Changing Diets, Changing Lives: Our Mentored Home Cooking Course
Put simply, our work is designed to address food poverty, helping disadvantaged people overcome and stay out of it, and those we work with – principally our funders, partners, commissioners – understand and help them.
A Recipe for Life-long Change
Rather than providing a cooking class that teaches a recipe, we provide a recipe for life-long dietary and financial change.
We know, after years of supporting thousands of people experiencing poverty, that they need in-depth, personalised support from people who have a deep understanding of the issues they are facing.
Our courses are evidence led and rigorously designed to address the economic, structural, psychological and practical barriers that people in poverty face and create lasting results.
We offer long-term, ongoing support to show students that cooking affordable healthy food can become a habit. Because they are choosing and cooking what they eat – rather than buying ready-made or takeaway food – they are in control. The feedback we get shows that they are happier, healthier and sustain necessary changes to their diet, health and finances. This has a powerful positive impact on them, their families, friends and future generations.
Our Mentored Course – Accessible, Inclusive and Flexible
Changing diets is not an easy task, nor is there a “quick fix”, so multiple stages of our course engage students at different stages of their journey.
We provide ongoing, long term engagement and this is key to maintaining impact and embedding healthy eating as a habit.
Stage 1: the mentored component
- Small groups or individual students are connected with experienced volunteer mentors via Whats app or telephone
- Pre-course, students receive a free bag of ingredients delivered to their door. This is enough for 7 meals
- They get detailed step -by-step recipes and equipment (measuring spoons, knife sharpener)
- Mentors follow a clear syllabus, sharing food, budgeting and shopping tips and specially created videos.
- Students cook in their own time and share progress with their group. The course is fun and interactive and cooking together creates healthy competition. The groups encourage each other to keep on track.
- 80% of students generally complete the course.
Stage 2: Follow-on component
- Students receive a graduation pack with further recipes, a certificate and a small gift
- Recipes build on techniques learnt on the Mentored course
- Our evaluations show that after 6 months, 70% of students go on to cook these recipes.
Stage 3: Long Term Support groups
- Students are invited to join our ‘follow on’ Bags of Taste online groups (via Whatsapp or Facebook)

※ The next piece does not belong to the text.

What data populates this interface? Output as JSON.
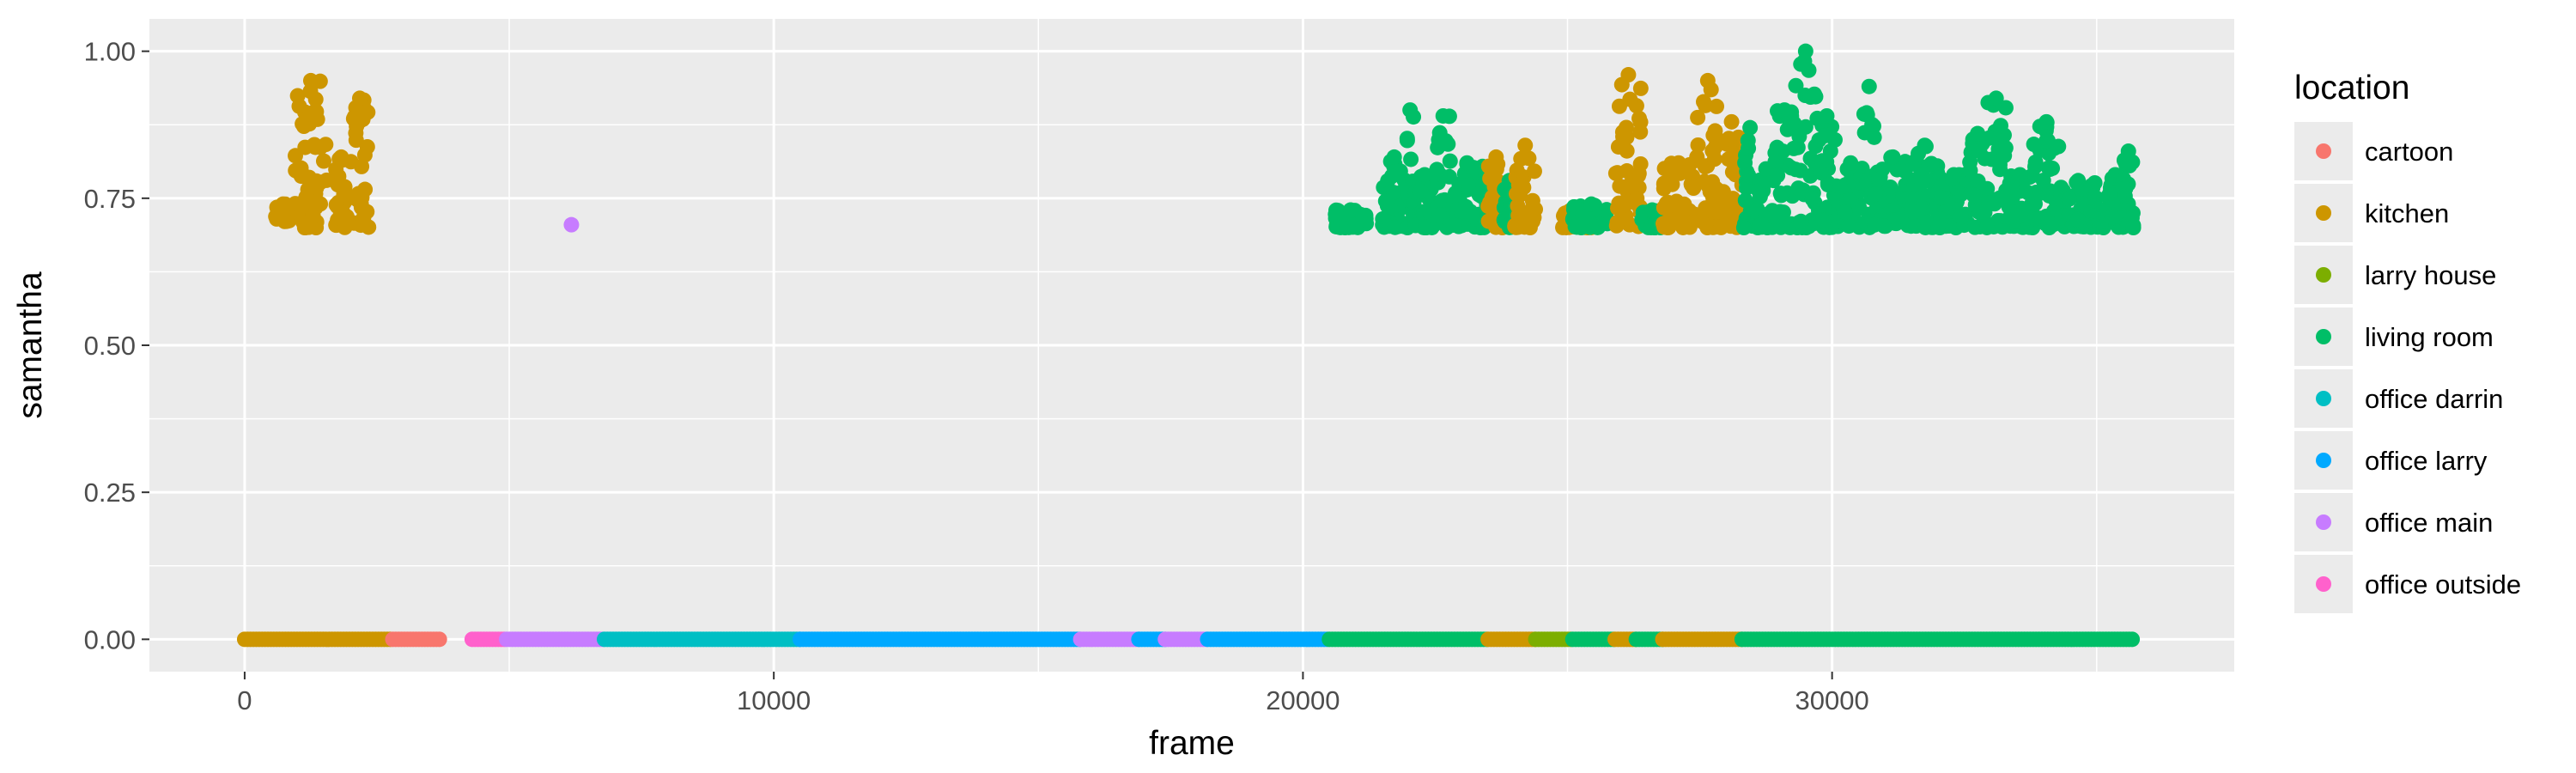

- They can access new recipes and videos
- Groups have over 1,500 members and people share cooking, budgeting and shopping tips
- Being part of a friendly and encouraging community inspires and motivates people to continue on their cooking journey
These three stages, combined with our personalised support make much more of an impact than going on a short course. Students are encouraged and motivated to make changes to their diets and continue making healthier food choices.
Many of our students have stayed with our online communities for years. Our earlier students give advice and support the newer students. Once a Bags of Taster, always a Bags of Taster.
Who we work with
Reaching people who need us most is our first priority. Ahead of any course, our area head works with a range of referrers across their location.
We work with a range of charities and public health organisations, including the NHS and community projects that tackle mental health, addiction, social isolation and disabilities – this helps us identify and reach out directly to people.
Campaign and educate
A key part of what we do is represent the people we work with and give them a voice. We have worked with government advising on policies and national strategies and a number of universities where we lecture on the issues surrounding the challenges that people face to eating a good diet.